Another thing as you said is that it's hard to get quality data. For example most databases don't include price history for bankrupt companies (or miss quite a bunch), which makes some quantitative strategies like focusing on low PE and PB for example, completely bogus. Which is sad because most books will actually tell you to do that, without ever talking about how many of those backtests lack companies with -100% return in their virtual portfolios. Those tend to be low PE companies that the market consider risky, and it was right, but because they disappeared, the strategies outperform because they ignore so many losers.

3 comments

To develop a trading EDGE. You're looking for a market inefficiency. The model is not dependent on perfect data or even accurate data.

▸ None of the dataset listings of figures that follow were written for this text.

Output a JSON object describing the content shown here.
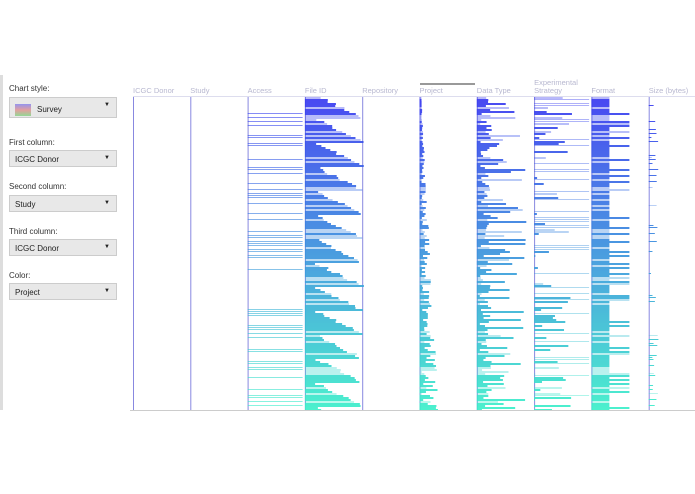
{
  "controls": [
    {
      "label": "Chart style:",
      "value": "Survey",
      "icon": "survey-chart-icon"
    },
    {
      "label": "First column:",
      "value": "ICGC Donor"
    },
    {
      "label": "Second column:",
      "value": "Study"
    },
    {
      "label": "Third column:",
      "value": "ICGC Donor"
    },
    {
      "label": "Color:",
      "value": "Project"
    }
  ],
  "chart_data": {
    "type": "survey",
    "columns": [
      "ICGC Donor",
      "Study",
      "Access",
      "File ID",
      "Repository",
      "Project",
      "Data Type",
      "Experimental Strategy",
      "Format",
      "Size (bytes)"
    ],
    "color_by": "Project",
    "colors": {
      "start": "#3535f0",
      "end": "#38f0c8"
    }
  }
}
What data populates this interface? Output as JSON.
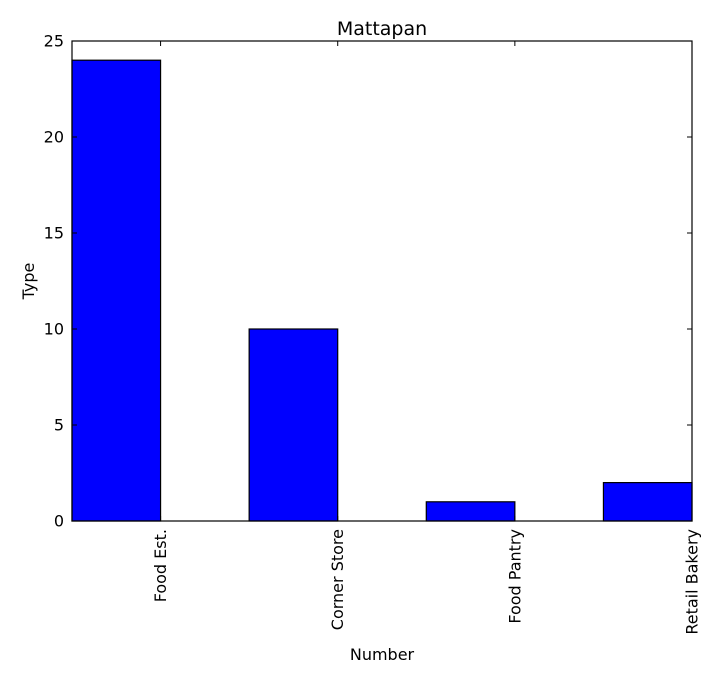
{
  "chart_data": {
    "type": "bar",
    "title": "Mattapan",
    "xlabel": "Number",
    "ylabel": "Type",
    "categories": [
      "Food Est.",
      "Corner Store",
      "Food Pantry",
      "Retail Bakery"
    ],
    "values": [
      24,
      10,
      1,
      2
    ],
    "ylim": [
      0,
      25
    ],
    "yticks": [
      0,
      5,
      10,
      15,
      20,
      25
    ],
    "grid": false,
    "bar_color": "#0000ff",
    "edge_color": "#000000"
  }
}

The model is even tested with having random prices... by using a FILTER to see if it still holds.

Then, you're going to paper trade it. Then live trade it. Historical data can only give you a directional indicator... is your 'thesis' of market inefficiency... directionally accurate.

I don't think we have 500 years of data. Anything before 1926 is pretty sketchy.
Indeed, I pulled 500 out of my hat because that's roughly stock market history. But that kind of reinforces my point, if we only have 100 years that's very little, especially considering how fast things change. Early 20th centuries very few industries were publicly traded, even amongst those that existed at the time. And even beyond the industries, other things have changed a lot like regulation, taxes, accounting rules, management style... surely the market takes all of those into account, one way or another.
Yeah, the thing that makes trading and investing different from most other disciplines is that the distributions are completely non-stationary and are changing all the time. There are some "stylized facts" (that's the term to search for) so use those to at least ground your model but you won't make any money from that.
Yeah if you want good data, start collecting it now. I believe anyway the magic is outside the numbers. They are only a shadow on a cave's wall.
I agree, there is a qualitative statement to be made. AI can help especially summarizing text like news and earnings calls, but there is quite a bit of human work to be made beyond just running some software.